I am eager for the time to pass, but not to waste it
knowing I will see you is like knowing dawn will approach as the pot will boil but
not if watching it too closely.
In this way, the day unfolds for me
peacefully - productively even -
the dishes are five minutes closer.
the laundry travels me a good 30 minutes
and lunch, if doing it right, can consume
a whole pleasurable hour.
I go on my slow walk, to get the same groceries, always, buying things with angel numbers; today it was arugula & a surprising hunk of goat feta. I bought less cheese than I assume I usually need because it was 3.33 - the same as the arugula. I ponder everything I can see in a moment & how certain things now stand out to me. This takes another hour or so, usually 2 if I am relishing it.
I have become adept at noticing
at listening.
All of this while waiting to see you.
But it is not really waiting either. I’m not abusing this time.
I watch my day as one might watch a ship. I get good ideas and write them down. I let people into my lane during traffic because the only time I care about today is 7PM. My today started yesterday with pincurls because I love the way your hands feel in my hair.
I bought an orange wine, hopeful in my choice.
I call my grandmother,
sign up for the library card,
take photos of myself,
sharing something I’ve been making for a long time.
I track time by how long I’ve been wanting something; a second coffee - and then the cut off for a second coffee.
I realize I have lost a ring but don’t panic because it wasn’t too precious and I make up a day dream about who will find it - will they love it? keep it?
Then a poem seems to move through me
or a thought that requires me to sit right down & take my eggs off the burner.
Soon I realize there is only an hour left.

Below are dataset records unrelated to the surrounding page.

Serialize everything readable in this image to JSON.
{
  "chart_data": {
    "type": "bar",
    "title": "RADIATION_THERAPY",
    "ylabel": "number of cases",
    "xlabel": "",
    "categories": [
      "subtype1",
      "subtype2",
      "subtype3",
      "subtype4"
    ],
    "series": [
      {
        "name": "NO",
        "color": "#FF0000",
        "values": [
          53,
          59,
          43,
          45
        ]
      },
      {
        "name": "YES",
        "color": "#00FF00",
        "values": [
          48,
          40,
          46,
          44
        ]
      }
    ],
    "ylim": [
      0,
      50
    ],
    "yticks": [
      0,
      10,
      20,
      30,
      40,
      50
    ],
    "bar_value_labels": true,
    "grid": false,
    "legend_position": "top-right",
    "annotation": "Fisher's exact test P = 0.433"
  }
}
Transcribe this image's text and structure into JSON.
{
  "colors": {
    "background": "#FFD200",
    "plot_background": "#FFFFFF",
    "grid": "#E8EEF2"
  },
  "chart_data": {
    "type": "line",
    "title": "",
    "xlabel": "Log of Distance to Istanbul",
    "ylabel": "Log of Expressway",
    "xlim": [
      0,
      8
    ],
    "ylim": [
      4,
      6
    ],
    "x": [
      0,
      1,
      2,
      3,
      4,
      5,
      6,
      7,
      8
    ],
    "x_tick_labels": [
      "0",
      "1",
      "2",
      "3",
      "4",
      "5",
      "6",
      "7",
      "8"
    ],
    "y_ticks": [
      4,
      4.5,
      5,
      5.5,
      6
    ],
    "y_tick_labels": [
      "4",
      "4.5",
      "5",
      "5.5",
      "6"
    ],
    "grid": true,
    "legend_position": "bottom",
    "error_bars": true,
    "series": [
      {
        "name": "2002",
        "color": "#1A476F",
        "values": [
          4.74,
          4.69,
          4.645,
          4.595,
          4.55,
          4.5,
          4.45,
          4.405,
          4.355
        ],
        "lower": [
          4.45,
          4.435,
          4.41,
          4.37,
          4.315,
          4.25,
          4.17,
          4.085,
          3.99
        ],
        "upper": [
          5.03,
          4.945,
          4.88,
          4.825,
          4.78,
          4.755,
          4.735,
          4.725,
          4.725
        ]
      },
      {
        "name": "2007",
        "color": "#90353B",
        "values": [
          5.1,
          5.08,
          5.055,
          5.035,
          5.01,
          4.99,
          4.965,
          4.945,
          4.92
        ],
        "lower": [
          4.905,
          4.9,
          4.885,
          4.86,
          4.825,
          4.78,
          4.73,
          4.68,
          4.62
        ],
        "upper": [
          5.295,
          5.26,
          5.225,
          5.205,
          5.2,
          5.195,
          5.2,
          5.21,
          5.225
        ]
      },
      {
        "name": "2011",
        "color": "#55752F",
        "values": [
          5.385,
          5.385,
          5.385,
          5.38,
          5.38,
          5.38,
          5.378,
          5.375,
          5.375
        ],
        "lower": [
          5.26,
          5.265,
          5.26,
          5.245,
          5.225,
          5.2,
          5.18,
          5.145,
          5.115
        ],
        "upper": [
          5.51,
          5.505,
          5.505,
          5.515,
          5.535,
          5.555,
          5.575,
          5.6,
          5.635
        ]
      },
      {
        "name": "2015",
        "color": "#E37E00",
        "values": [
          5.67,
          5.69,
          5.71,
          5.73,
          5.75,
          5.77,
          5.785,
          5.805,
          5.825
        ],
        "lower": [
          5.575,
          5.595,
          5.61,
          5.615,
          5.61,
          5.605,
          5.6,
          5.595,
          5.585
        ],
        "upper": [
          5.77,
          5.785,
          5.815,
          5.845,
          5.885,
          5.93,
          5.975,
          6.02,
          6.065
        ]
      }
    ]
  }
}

I must eat this salad, I must make the bed, I must pack a bag, I must consider the best way to let you know I love you - I wonder if the bakery is still open; if it has that lemon dessert.
I drink a glass of water, I realize I haven’t taken my jacket off and remind myself to take out the compost on my way to your arms & really waiting to see you turned out to be such a lovely day.
(tomorrow I find the ring I thought was gone but really had just misplaced a piece of soon to be yesterday as a keepsake.)